Children with eczema and certain filaggrin mutations can have a three to five times higher risk for peanut allergy. Other studies of filaggrin mutations have shown that it can be hereditary and passed from parent to child, suggesting that food allergies and other allergic diseases can be hereditary.
Although research is in the very early stages, scientists and physicians hope that targeting this gene with new therapies may lead to treatments for eczema, asthma and food allergy.
Celiac Disease and EE
I’ve had celiac disease for many years. Recently, my nephew was diagnosed with eosinophilic esophagitis. I have concerns he might be gluten intolerant. Could he have both diseases?
Dr. Leo In the past, having either celiac disease or eosinophilic esophagitis (EE) was considered rare and having both diseases together was unheard of. But in recent years, the medical literature has noted an increased incidence of both celiac disease and allergic conditions, such as EE, and more clinicians are reporting patients with both disorders.
Celiac disease and EE are two distinct clinical entities but there are some similarities in symptoms (stomach pain, reflux or nausea can occur in both) and in treatment (significant dietary change is required in both). Celiac disease is associated with biological markers such as anti-gliadin and anti-endomysial antibodies. These types of markers have yet to be discovered with eosinophilic esophagitis.

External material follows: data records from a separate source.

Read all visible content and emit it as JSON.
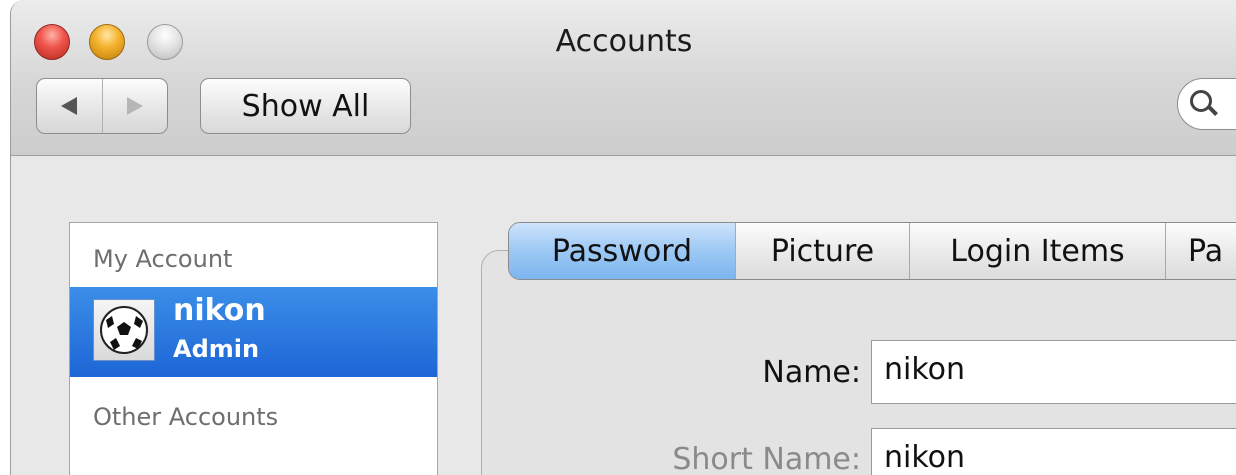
{
  "window": {
    "title": "Accounts",
    "colors": {
      "selection": "#1d66d6",
      "close": "#f0574d",
      "minimize": "#f5b32f"
    }
  },
  "toolbar": {
    "back_icon": "back-arrow-icon",
    "forward_icon": "forward-arrow-icon",
    "show_all_label": "Show All",
    "search_icon": "magnifier-icon"
  },
  "sidebar": {
    "my_account_header": "My Account",
    "selected_user": {
      "name": "nikon",
      "role": "Admin",
      "avatar_icon": "soccer-ball-icon"
    },
    "other_accounts_header": "Other Accounts"
  },
  "tabs": [
    {
      "label": "Password",
      "active": true
    },
    {
      "label": "Picture",
      "active": false
    },
    {
      "label": "Login Items",
      "active": false
    },
    {
      "label": "Pa",
      "active": false
    }
  ],
  "form": {
    "name_label": "Name:",
    "name_value": "nikon",
    "short_name_label": "Short Name:",
    "short_name_value": "nikon"
  }
}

People with both conditions should work with a specialist physician who is attentive to dietary issues since celiac disease requires a gluten-free diet and eosinophilic esophagitis may involve dietary manipulation and topical steroid medication. Both diseases may need endoscopic procedures to follow progress. Physicians who treat children should carefully monitor growth parameters, as well as be alert to the psychosocial ramifications of living with both conditions.
My child is allergic to cow’s milk. The allergist says goat’s milk isn’t an option. Is there another type of animal milk that won’t cause an allergic reaction?
Dr. Jain An allergy to cow’s milk can often mean an allergy to goat’s milk and mare’s milk. The proteins that most people are allergic to in these milks are very similar, making them cross-reactive.
Camel’s milk may be an alternative. A recent study demonstrated that 80 percent of people allergic to cow’s milk were able to drink camel’s milk without problems. Skin testing for camel’s milk accurately identified those who could safely drink the milk.
Camel’s milk is not widely sold in the United States. However, there appears to be growing commercial interest in making it more available in pasteurized form.
Nuts to Peanuts
My first child has several food allergies, including a severe peanut allergy. I want to prevent these issues with my next child. Should I avoid peanuts when I’m pregnant?
Dr. Jain A recent study published in the Journal of Allergy and Clinical Immunology addressed this important question. In the study, mothers of young infants and children with either an egg or milk allergy were asked about their dietary practices during pregnancy. The infants were followed to determine if they would go on to develop a peanut allergy. There was a strong correlation between the moms who ate peanuts during pregnancy and the development of peanut allergy in their infants.
Based on these findings, I advise against eating peanuts during pregnancy if you already have a child with food allergies. Whether this same approach should be taken for other allergenic foods, like milk or eggs, remains to be determined.